The 41-year-old clocks 1:09:36 to finish third at the Rock ‘n’ Roll Philadelphia Half Marathon.
PHILADELPHIA — She’s at an age where most pros hang up their racing flats, but nothing appears to be stopping American distance-running ace Deena Kastor. The 41-year-old Olympic bronze medalist and American marathon-record holder added another mark to her impressive and extensive resume: the Masters world record in the half marathon. Kastor, who lives and trains in Mammoth Lakes, Calif., clocked 1 hour, 9 minutes and 36 seconds to finish third at the Rock ‘n’ Roll Philadelphia Half Marathon on Sunday morning. Her showing was a 20-second improvement over the previous world best set by Russia’s Irina Permitina in 2008. Along the way, Kastor also set three more Masters world records at 15K (49:03), 10 miles (52:41) and 20K (1:05:52). She also broke her own American Masters half-marathon record of 1:11:38.
Ethiopia’s Aberu Kebede, the 2012 Berlin Marathon Champion, won the women’s race in 1:08:40. Kenya’s Caroline Rotich came in 41 seconds later at 1:09:21. Kastor said being able to keep an eye on both Kebede and Rotich throughout the race spurred her stay competitive during the miles where she had her doubts.
After the race, Kastor talked about the ups and downs she felt while she was competing on Sunday morning. “I had this annoying stitch in my side and wasn’t feeling great, but Michael McKeeman [the 2012 Philadelphia Marathon champion and a training partner of Kastor’s] who was running with me told me something that helped,” Kastor recalled. “He said, ‘You only have two more minutes to go, Deena. It’s just two minutes. You can do this.’ When I heard that, I thought about all the time I had put into training and realized that I can do anything in two minutes,” she said with a laugh.

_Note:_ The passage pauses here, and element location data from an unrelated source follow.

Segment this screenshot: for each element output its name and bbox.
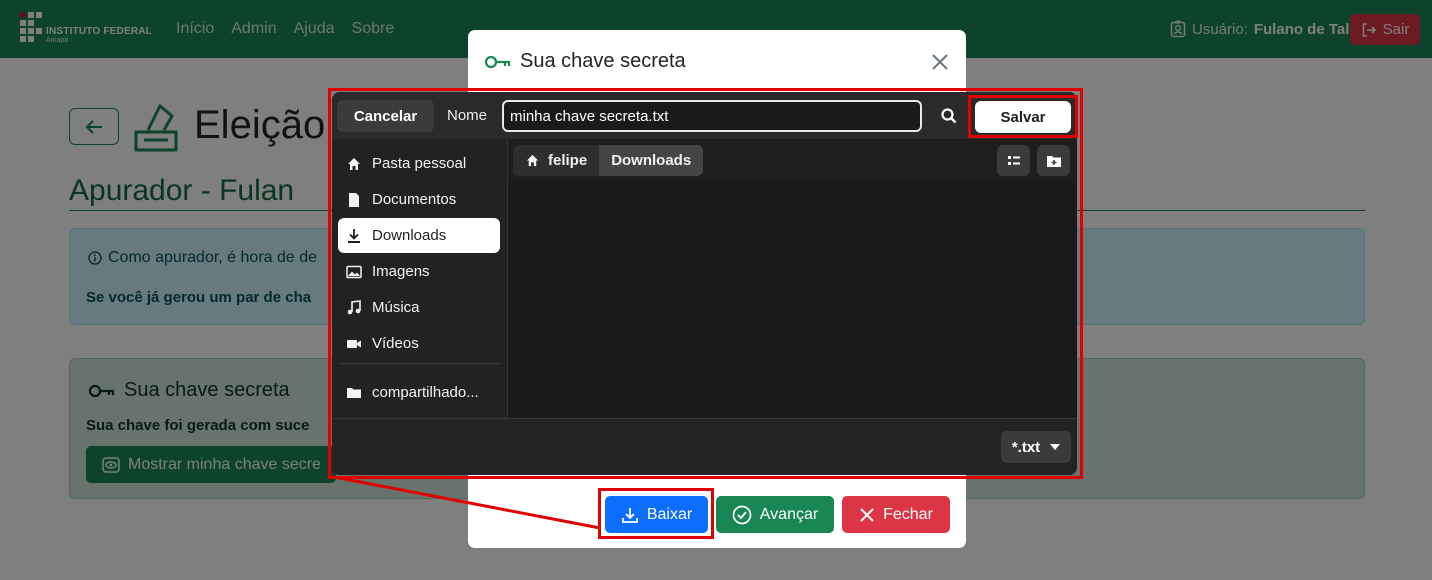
dialog-highlight-box (328, 88, 1083, 479)
check-circle-icon (732, 505, 752, 524)
next-label: Avançar (759, 505, 819, 523)
save-highlight-box (968, 95, 1078, 138)
x-icon (860, 507, 874, 522)
key-icon (484, 55, 511, 68)
close-label: Fechar (883, 505, 933, 523)
modal-title: Sua chave secreta (484, 50, 686, 73)
download-highlight-box (598, 488, 714, 539)
modal-title-text: Sua chave secreta (520, 50, 686, 72)
close-button[interactable]: Fechar (842, 496, 950, 533)
next-button[interactable]: Avançar (716, 496, 834, 533)
close-icon[interactable] (928, 50, 952, 74)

Kastor admitted she had her doubts about pulling off the record while she was out on the course—especially at the 6-mile mark where the side pains started—but attributed the lessons she’s learned about persevering throughout her long career as instrumental in helping her get through the pain. “I went through a rollercoaster of emotions. Today’s race was a benchmark,” she said. “It was really humid out there and I didn’t feel great, but I ran fast so I’m thrilled. Rock ‘n’ Roll Races are like family to me and I’m pleased to break the record here in Philadelphia.”
Next up, Kastor will run the New York City Marathon in November and hasn’t ruled out a shot at the 2016 Olympic team in the marathon.

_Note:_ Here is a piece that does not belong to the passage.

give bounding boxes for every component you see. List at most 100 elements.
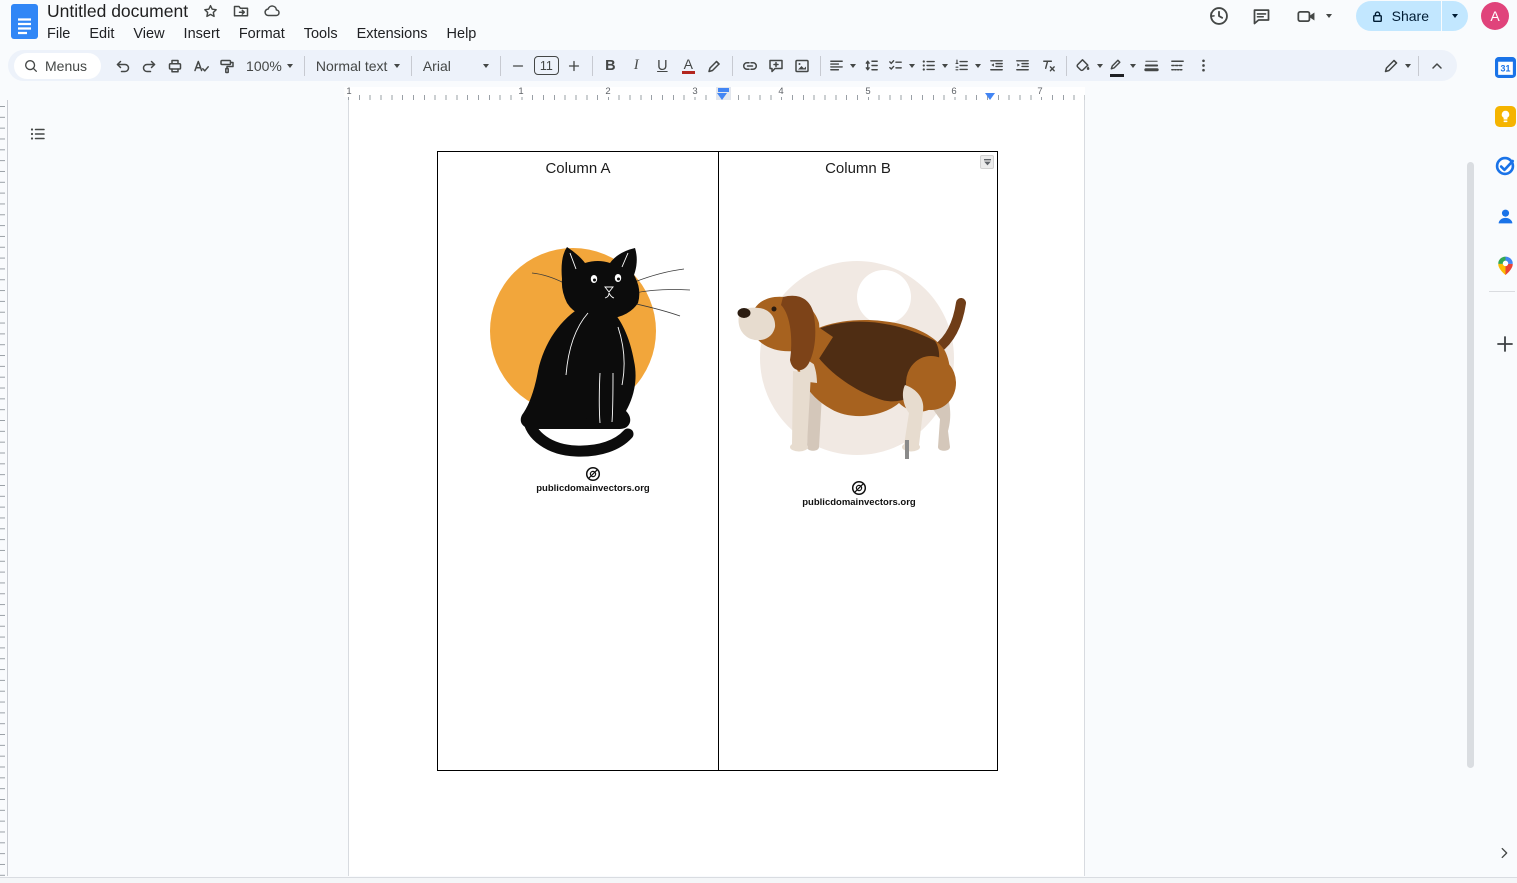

Karoki Wins Men’s Race in 59:22
While there were no records set in the men’s race, Bedan Karoki of Kenya came across the finish line in 59:22, which was a personal best for him. Prior to Philadelphia, the 24-year-old had run 59:58 to win the EDP Lisbon Half Marathon in March. Karoki ran relaxed throughout the race, and was able to shake off rival Cybrian Kotut near the 15K mark after the two had crossed the Falls Bridge that spans the Schuylkill River. “It was hard at that point,” Karoki recalled. “We had to run uphill and I was feeling tired. My legs were heavy.”

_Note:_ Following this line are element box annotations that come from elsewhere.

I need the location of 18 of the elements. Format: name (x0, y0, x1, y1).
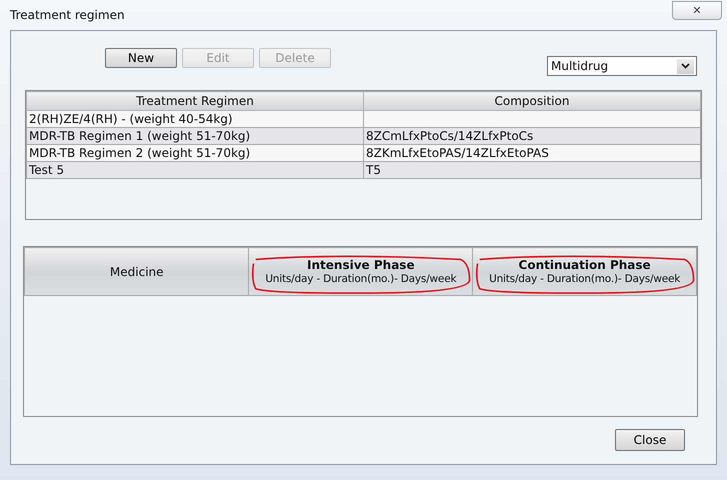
filter-dropdown[interactable]: Multidrug (547, 56, 697, 76)
column-header[interactable]: Continuation Phase Units/day - Duration(mo.)- Days/week (472, 248, 696, 296)
table-cell: MDR-TB Regimen 2 (weight 51-70kg) (26, 144, 364, 162)
column-header[interactable]: Medicine (24, 248, 249, 296)
table-cell: 8ZKmLfxEtoPAS/14ZLfxEtoPAS (364, 144, 700, 162)
table-cell: Test 5 (26, 162, 364, 178)
chevron-down-icon (681, 63, 690, 69)
column-header[interactable]: Composition (364, 92, 700, 110)
close-button[interactable]: ✕ (672, 1, 722, 20)
close-button[interactable]: Close (615, 429, 685, 451)
table-cell: MDR-TB Regimen 1 (weight 51-70kg) (26, 128, 364, 144)
table-cell: T5 (364, 162, 700, 178)
table-cell: 8ZCmLfxPtoCs/14ZLfxPtoCs (364, 128, 700, 144)
table-cell: 2(RH)ZE/4(RH) - (weight 40-54kg) (26, 110, 364, 128)
new-button[interactable]: New (105, 48, 177, 68)
column-header[interactable]: Treatment Regimen (26, 92, 364, 110)
window-title: Treatment regimen (10, 7, 125, 24)
column-header[interactable]: Intensive Phase Units/day - Duration(mo.)- Days/week (248, 248, 473, 296)
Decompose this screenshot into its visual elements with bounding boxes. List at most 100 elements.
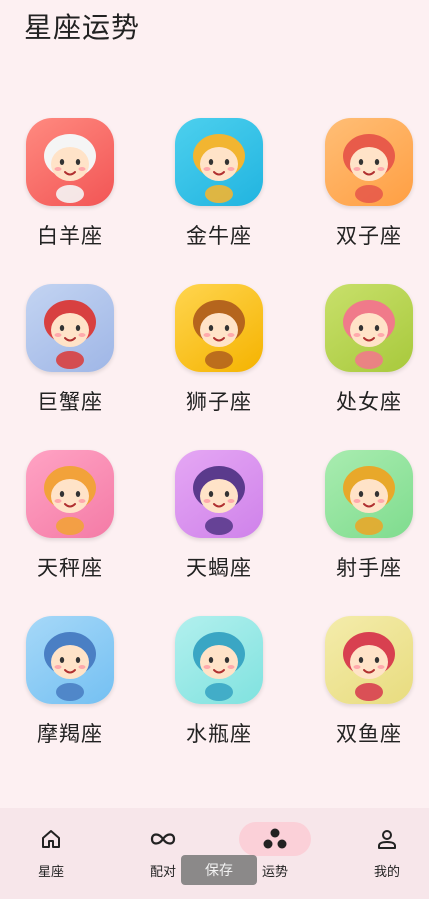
character-illustration bbox=[193, 300, 245, 369]
sign-card-virgo[interactable]: 处女座 bbox=[294, 284, 429, 416]
character-illustration bbox=[44, 632, 96, 701]
character-part bbox=[377, 333, 385, 337]
character-part bbox=[51, 313, 89, 347]
character-part bbox=[203, 333, 211, 337]
character-part bbox=[350, 147, 388, 181]
character-part bbox=[54, 499, 62, 503]
character-part bbox=[350, 479, 388, 513]
character-illustration bbox=[193, 466, 245, 535]
sign-card-pisces[interactable]: 双鱼座 bbox=[294, 616, 429, 748]
sign-card-scorpio[interactable]: 天蝎座 bbox=[144, 450, 294, 582]
sign-card-aries[interactable]: 白羊座 bbox=[0, 118, 145, 250]
character-part bbox=[208, 491, 214, 497]
character-part bbox=[51, 147, 89, 181]
pisces-icon bbox=[325, 616, 413, 704]
nav-label: 星座 bbox=[37, 865, 64, 880]
sign-label: 天蝎座 bbox=[186, 556, 252, 580]
sign-label: 处女座 bbox=[336, 390, 402, 414]
infinity-icon bbox=[150, 833, 176, 845]
sign-label: 狮子座 bbox=[186, 390, 252, 414]
character-part bbox=[200, 645, 238, 679]
person-icon bbox=[378, 830, 396, 849]
character-part bbox=[374, 325, 380, 331]
cancer-icon bbox=[26, 284, 114, 372]
sign-card-gemini[interactable]: 双子座 bbox=[294, 118, 429, 250]
sagittarius-icon bbox=[325, 450, 413, 538]
character-part bbox=[355, 351, 383, 369]
libra-icon bbox=[26, 450, 114, 538]
sign-card-sagittarius[interactable]: 射手座 bbox=[294, 450, 429, 582]
character-part bbox=[54, 167, 62, 171]
sign-label: 巨蟹座 bbox=[37, 390, 103, 414]
character-part bbox=[54, 665, 62, 669]
character-part bbox=[205, 683, 233, 701]
character-part bbox=[200, 313, 238, 347]
character-part bbox=[203, 167, 211, 171]
character-part bbox=[377, 167, 385, 171]
bottom-nav: 星座 配对 运势 我的 bbox=[0, 808, 429, 899]
character-part bbox=[355, 517, 383, 535]
sign-label: 水瓶座 bbox=[186, 722, 252, 746]
save-toast: 保存 bbox=[181, 855, 257, 885]
sign-card-libra[interactable]: 天秤座 bbox=[0, 450, 145, 582]
aquarius-icon bbox=[175, 616, 263, 704]
character-part bbox=[59, 159, 65, 165]
nav-label: 我的 bbox=[373, 865, 400, 880]
character-illustration bbox=[44, 300, 96, 369]
character-part bbox=[75, 491, 81, 497]
character-part bbox=[350, 645, 388, 679]
character-part bbox=[75, 657, 81, 663]
sign-label: 白羊座 bbox=[37, 224, 103, 248]
character-part bbox=[353, 167, 361, 171]
character-illustration bbox=[193, 632, 245, 701]
sign-card-aquarius[interactable]: 水瓶座 bbox=[144, 616, 294, 748]
character-part bbox=[78, 499, 86, 503]
character-part bbox=[224, 325, 230, 331]
sign-label: 金牛座 bbox=[186, 224, 252, 248]
character-part bbox=[56, 683, 84, 701]
character-part bbox=[208, 159, 214, 165]
character-illustration bbox=[343, 466, 395, 535]
scorpio-icon bbox=[175, 450, 263, 538]
character-part bbox=[75, 325, 81, 331]
character-part bbox=[203, 499, 211, 503]
nav-pill bbox=[15, 822, 87, 856]
sign-card-leo[interactable]: 狮子座 bbox=[144, 284, 294, 416]
character-part bbox=[227, 665, 235, 669]
nav-item-xingzuo[interactable]: 星座 bbox=[1, 822, 101, 880]
character-part bbox=[205, 351, 233, 369]
character-part bbox=[200, 479, 238, 513]
character-part bbox=[358, 159, 364, 165]
character-part bbox=[208, 325, 214, 331]
nav-pill bbox=[351, 822, 423, 856]
character-part bbox=[56, 185, 84, 203]
character-part bbox=[59, 325, 65, 331]
character-part bbox=[78, 167, 86, 171]
sign-label: 摩羯座 bbox=[37, 722, 103, 746]
character-part bbox=[353, 499, 361, 503]
sign-card-taurus[interactable]: 金牛座 bbox=[144, 118, 294, 250]
capricorn-icon bbox=[26, 616, 114, 704]
character-part bbox=[51, 479, 89, 513]
leo-icon bbox=[175, 284, 263, 372]
nav-item-wode[interactable]: 我的 bbox=[337, 822, 429, 880]
character-part bbox=[78, 665, 86, 669]
character-part bbox=[358, 325, 364, 331]
character-illustration bbox=[44, 466, 96, 535]
virgo-icon bbox=[325, 284, 413, 372]
character-part bbox=[350, 313, 388, 347]
sign-card-capricorn[interactable]: 摩羯座 bbox=[0, 616, 145, 748]
nav-pill-active bbox=[239, 822, 311, 856]
character-part bbox=[374, 159, 380, 165]
character-part bbox=[208, 657, 214, 663]
character-illustration bbox=[193, 134, 245, 203]
sign-label: 双子座 bbox=[336, 224, 402, 248]
three-dots-icon bbox=[263, 828, 287, 849]
page-title: 星座运势 bbox=[24, 11, 141, 44]
character-part bbox=[205, 517, 233, 535]
character-part bbox=[227, 167, 235, 171]
character-part bbox=[227, 499, 235, 503]
sign-card-cancer[interactable]: 巨蟹座 bbox=[0, 284, 145, 416]
sign-label: 射手座 bbox=[336, 556, 402, 580]
character-part bbox=[374, 657, 380, 663]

Karoki has been enjoying a solid year, setting personal bests on the tracks and roads. He said that if the conditions were better in Philadelphia, he would have taken down the course mark of 58:46 that belongs to Kenya’s Matthew Kisorio. “With a little more speedwork, I think I can run under 59 minutes,” he said. Kotut, who shared the lead with Kisorio and two other runners in the first half of the race, clocked 59:58 for second. Third place went to Geoffrey Bundi (1:01:25), who ran most of the race alone. The top American in Philadelphia was Gabe Proctor of Califorinia’s Mammoth Track Club. He finished ninth in 1:03:04.
Approximately 20,000 runners lined up in front of Philadelphia’s storied Art Museum on Sunday under foggy skies. Temperatures for the half marathon were warmer than the inaugural 5K yesterday and humidity was measured at an unseasonal 89 percent at the start. Participants and spectators alike gathered at the finish at Eakins Oval for the post-race party that featured the band Rusted Root.